I swam on Wednesday morning to give it a rest. On Thursday it was still bothering me. I skipped my tempo run and biked instead. Friday was a full day of rest and me being wracked with indecision on whether or not to attempt the long run on Saturday. The planned route was very loopy and passed back by our start area, so I could go out and if I started to feel pain, could easily bail before things got bad. But in the back of my mind, I knew that what I should really do is play it super safe and just skip this one run all together.
But I was hopeful, so I laid all of my clothes out and went to bed early on Friday night. The plan was to get up at 5:30 as if going to run and seeing how my foot felt. Any pain or discomfort at all and I wouldn't go. I kept reminding myself that missing a week or two now is an infinitely better option than pushing through whatever the issue with my foot was and ending up on crutches again. I simply REFUSE to be on crutches again. As much as it pains me to say so, I'd rather forgo the marathon than have another fractured foot.
Saturday morning, 5:30 am. Alarm goes off, I roll out of bed, feet hit the floor, and there is discomfort. Not pain but I am just aware of my right foot.
I went right back to bed and tried not to think about it anymore.
Here I am at the beginning of week 10 and I'm unsure of what is going to happen. Despite a lot of activity this weekend including a concert where I basically stood on my feet for 3 hours, my foot is feeling a lot better. In fact, I'm hardly aware of it. I can stand on my tip toes, I can walk perfectly fine without any soreness.

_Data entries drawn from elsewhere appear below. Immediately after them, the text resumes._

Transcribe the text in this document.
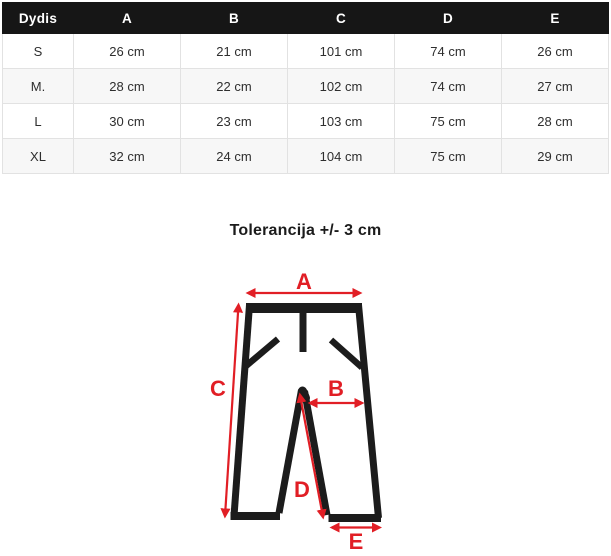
Dydis	A	B	C	D	E
S	26 cm	21 cm	101 cm	74 cm	26 cm
M.	28 cm	22 cm	102 cm	74 cm	27 cm
L	30 cm	23 cm	103 cm	75 cm	28 cm
XL	32 cm	24 cm	104 cm	75 cm	29 cm
Tolerancija +/- 3 cm
A
C	B
D
E
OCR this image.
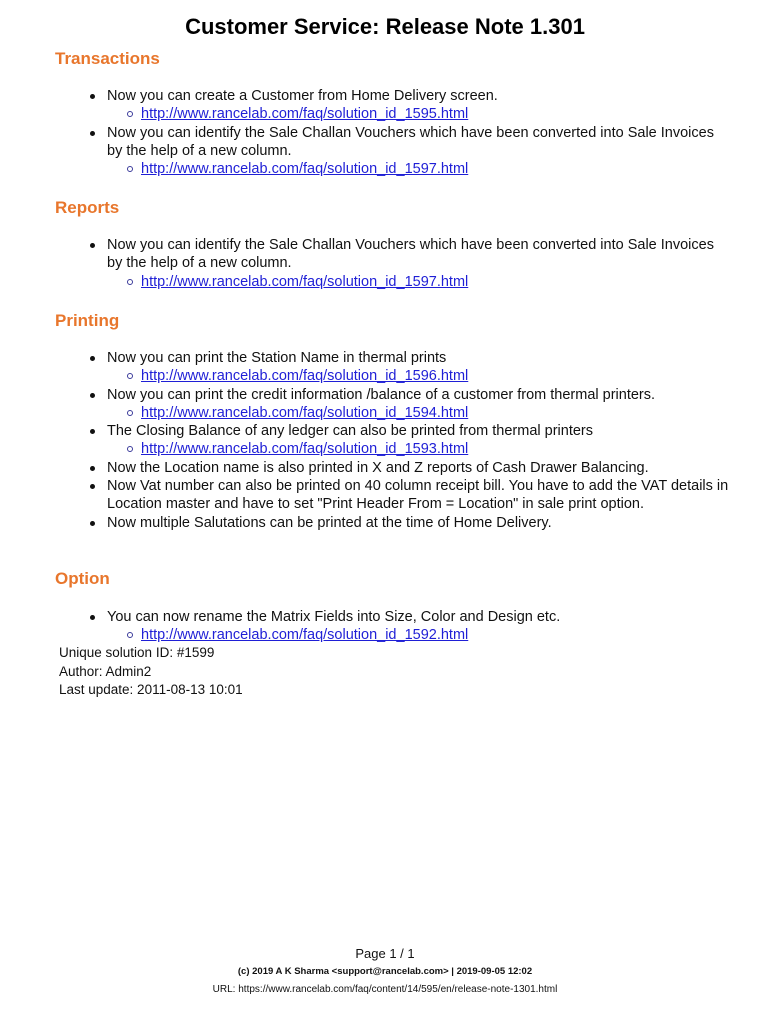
Customer Service: Release Note 1.301
Transactions
Now you can create a Customer from Home Delivery screen.
http://www.rancelab.com/faq/solution_id_1595.html
Now you can identify the Sale Challan Vouchers which have been converted into Sale Invoices by the help of a new column.
http://www.rancelab.com/faq/solution_id_1597.html
Reports
Now you can identify the Sale Challan Vouchers which have been converted into Sale Invoices by the help of a new column.
http://www.rancelab.com/faq/solution_id_1597.html
Printing
Now you can print the Station Name in thermal prints
http://www.rancelab.com/faq/solution_id_1596.html
Now you can print the credit information /balance of a customer from thermal printers.
http://www.rancelab.com/faq/solution_id_1594.html
The Closing Balance of any ledger can also be printed from thermal printers
http://www.rancelab.com/faq/solution_id_1593.html
Now the Location name is also printed in X and Z reports of Cash Drawer Balancing.
Now Vat number can also be printed on 40 column receipt bill. You have to add the VAT details in Location master and have to set "Print Header From = Location" in sale print option.
Now multiple Salutations can be printed at the time of Home Delivery.
Option
You can now rename the Matrix Fields into Size, Color and Design etc.
http://www.rancelab.com/faq/solution_id_1592.html
Unique solution ID: #1599
Author: Admin2
Last update: 2011-08-13 10:01
Page 1 / 1
(c) 2019 A K Sharma <support@rancelab.com> | 2019-09-05 12:02
URL: https://www.rancelab.com/faq/content/14/595/en/release-note-1301.html
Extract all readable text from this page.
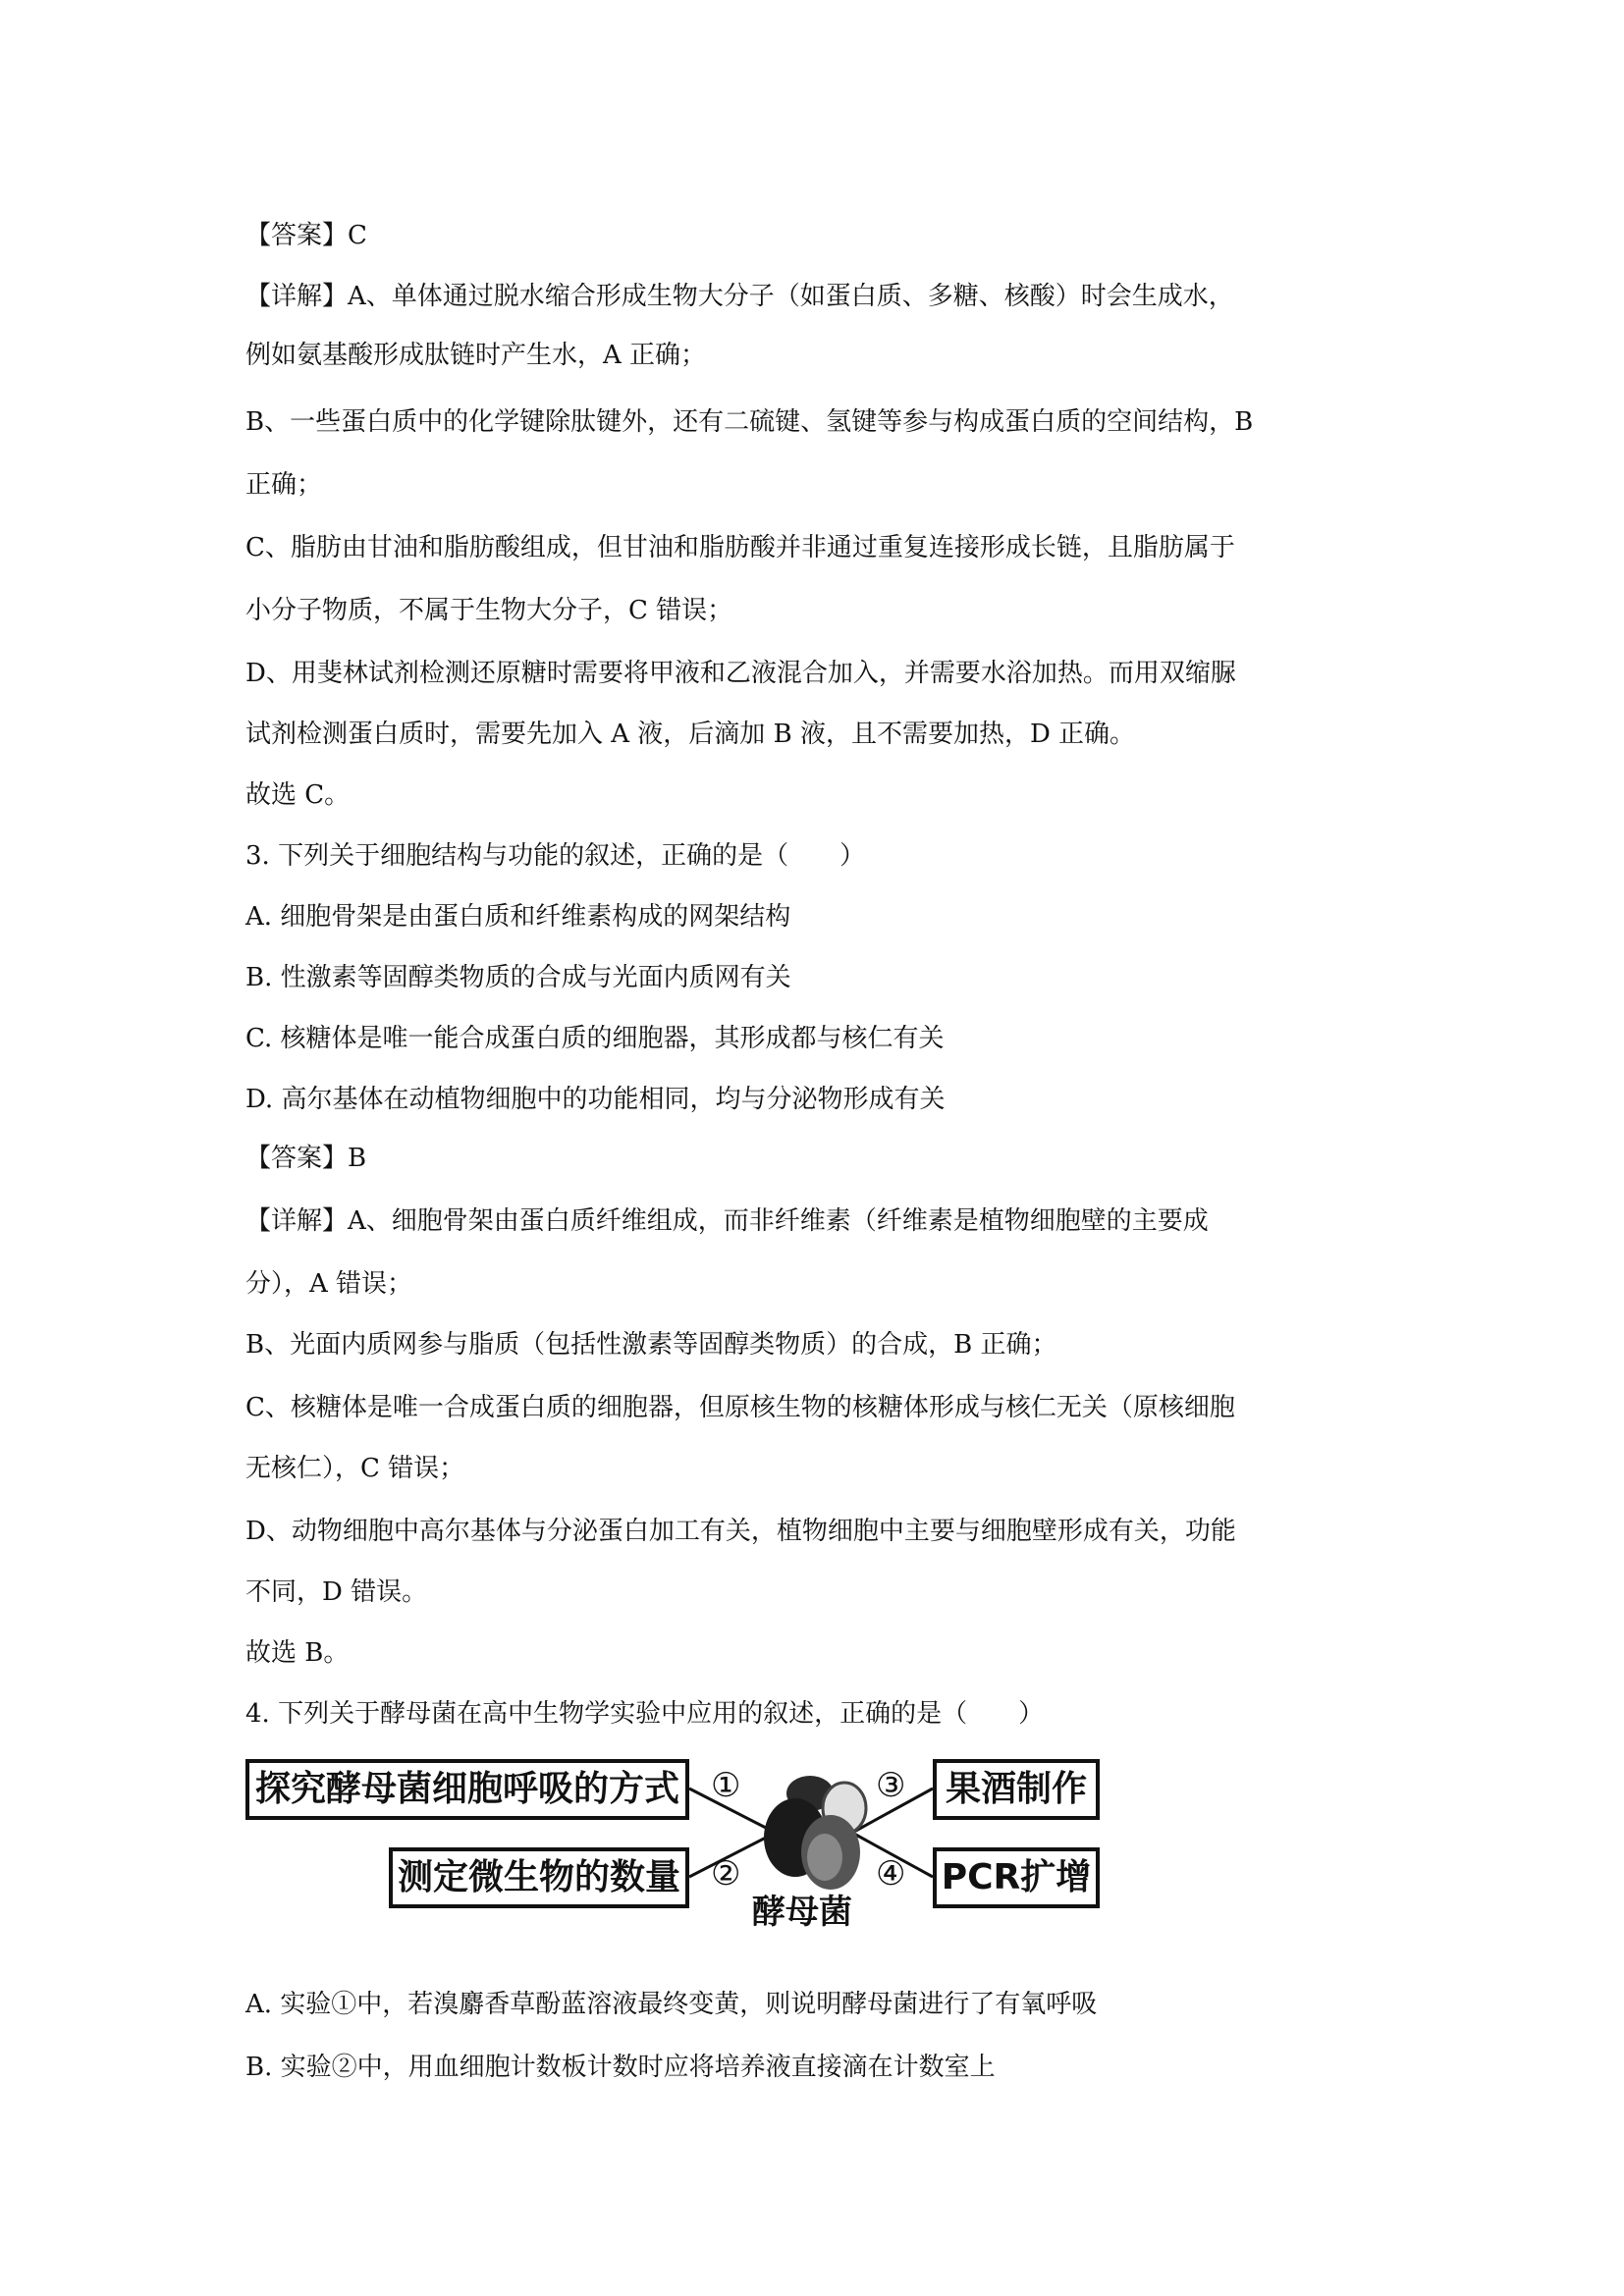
【答案】C
【详解】A、单体通过脱水缩合形成生物大分子（如蛋白质、多糖、核酸）时会生成水，
例如氨基酸形成肽链时产生水，A 正确；
B、一些蛋白质中的化学键除肽键外，还有二硫键、氢键等参与构成蛋白质的空间结构，B
正确；
C、脂肪由甘油和脂肪酸组成，但甘油和脂肪酸并非通过重复连接形成长链，且脂肪属于
小分子物质，不属于生物大分子，C 错误；
D、用斐林试剂检测还原糖时需要将甲液和乙液混合加入，并需要水浴加热。而用双缩脲
试剂检测蛋白质时，需要先加入 A 液，后滴加 B 液，且不需要加热，D 正确。
故选 C。
3. 下列关于细胞结构与功能的叙述，正确的是（　　）
A. 细胞骨架是由蛋白质和纤维素构成的网架结构
B. 性激素等固醇类物质的合成与光面内质网有关
C. 核糖体是唯一能合成蛋白质的细胞器，其形成都与核仁有关
D. 高尔基体在动植物细胞中的功能相同，均与分泌物形成有关
【答案】B
【详解】A、细胞骨架由蛋白质纤维组成，而非纤维素（纤维素是植物细胞壁的主要成
分），A 错误；
B、光面内质网参与脂质（包括性激素等固醇类物质）的合成，B 正确；
C、核糖体是唯一合成蛋白质的细胞器，但原核生物的核糖体形成与核仁无关（原核细胞
无核仁），C 错误；
D、动物细胞中高尔基体与分泌蛋白加工有关，植物细胞中主要与细胞壁形成有关，功能
不同，D 错误。
故选 B。
4. 下列关于酵母菌在高中生物学实验中应用的叙述，正确的是（　　）
探究酵母菌细胞呼吸的方式
测定微生物的数量
果酒制作
PCR扩增
①
②
③
④
酵母菌
A. 实验①中，若溴麝香草酚蓝溶液最终变黄，则说明酵母菌进行了有氧呼吸
B. 实验②中，用血细胞计数板计数时应将培养液直接滴在计数室上
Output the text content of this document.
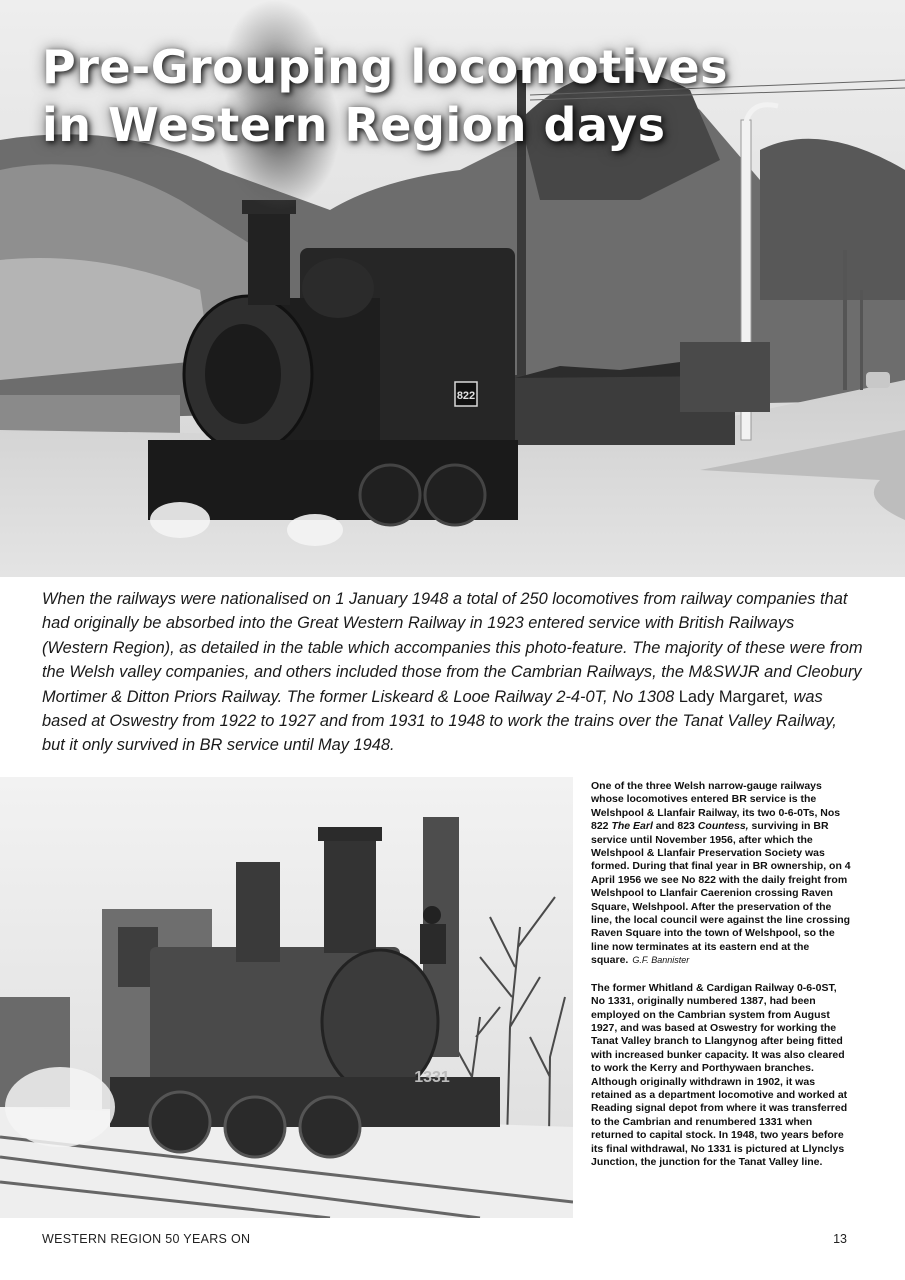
822
Pre-Grouping locomotives
in Western Region days

When the railways were nationalised on 1 January 1948 a total of 250 locomotives from railway companies that had originally be absorbed into the Great Western Railway in 1923 entered service with British Railways (Western Region), as detailed in the table which accompanies this photo-feature. The majority of these were from the Welsh valley companies, and others included those from the Cambrian Railways, the M&SWJR and Cleobury Mortimer & Ditton Priors Railway. The former Liskeard & Looe Railway 2-4-0T, No 1308 Lady Margaret, was based at Oswestry from 1922 to 1927 and from 1931 to 1948 to work the trains over the Tanat Valley Railway, but it only survived in BR service until May 1948.

1331

One of the three Welsh narrow-gauge railways whose locomotives entered BR service is the Welshpool & Llanfair Railway, its two 0-6-0Ts, Nos 822 The Earl and 823 Countess, surviving in BR service until November 1956, after which the Welshpool & Llanfair Preservation Society was formed. During that final year in BR ownership, on 4 April 1956 we see No 822 with the daily freight from Welshpool to Llanfair Caerenion crossing Raven Square, Welshpool. After the preservation of the line, the local council were against the line crossing Raven Square into the town of Welshpool, so the line now terminates at its eastern end at the square. G.F. Bannister

The former Whitland & Cardigan Railway 0-6-0ST, No 1331, originally numbered 1387, had been employed on the Cambrian system from August 1927, and was based at Oswestry for working the Tanat Valley branch to Llangynog after being fitted with increased bunker capacity. It was also cleared to work the Kerry and Porthywaen branches. Although originally withdrawn in 1902, it was retained as a department locomotive and worked at Reading signal depot from where it was transferred to the Cambrian and renumbered 1331 when returned to capital stock. In 1948, two years before its final withdrawal, No 1331 is pictured at Llynclys Junction, the junction for the Tanat Valley line.

WESTERN REGION 50 YEARS ON	13
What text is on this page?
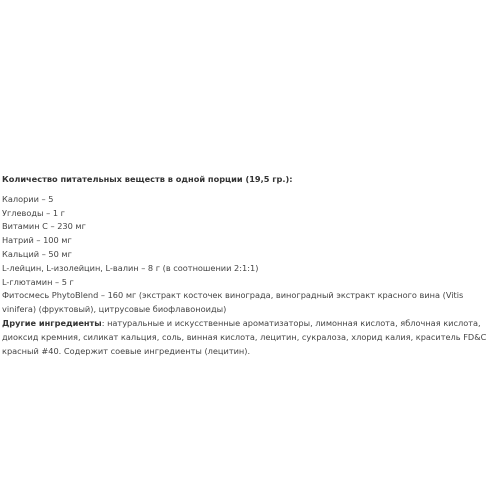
Количество питательных веществ в одной порции (19,5 гр.):
Калории – 5
Углеводы – 1 г
Витамин С – 230 мг
Натрий – 100 мг
Кальций – 50 мг
L-лейцин, L-изолейцин, L-валин – 8 г (в соотношении 2:1:1)
L-глютамин – 5 г
Фитосмесь PhytoBlend – 160 мг (экстракт косточек винограда, виноградный экстракт красного вина (Vitis vinifera) (фруктовый), цитрусовые биофлавоноиды)
Другие ингредиенты: натуральные и искусственные ароматизаторы, лимонная кислота, яблочная кислота, диоксид кремния, силикат кальция, соль, винная кислота, лецитин, сукралоза, хлорид калия, краситель FD&C красный #40. Содержит соевые ингредиенты (лецитин).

My mother is convinced that it was the new shoes that threw me off and that it simply took a few weeks for the symptoms to manifest. I was going to call and make an appointment with Dr. Cutter today, but I've decided not to. Instead, I'm going to go back to my PureCadence and go out for a very easy run tomorrow morning at the vita course to test the waters, then ease back into the rest of the week if all goes well. If all does not go well, a call will be put in to the good Doctor on Friday and I'll be going to see what my fate is.
But the thing is this: I cannot break my foot. I just dropped a boat load of money on a plane ticket to Germany with a side trip to Paris. I leave on August 28. I am not missing that trip because I am broken. It just cannot happen. Beyond that, I simply cannot spend another fall on crutches.
If I have to sacrifice the marathon in order to not break myself again, I'm just going to have to do that. I will have to accept the fact that my foot bones were not made to do more than 25 miles of running a week. I'm trying to come to terms with this. Right now I seem to be ok with it, but I'm sure things won't be so neat and pretty if push comes to shove and I have to make that choice.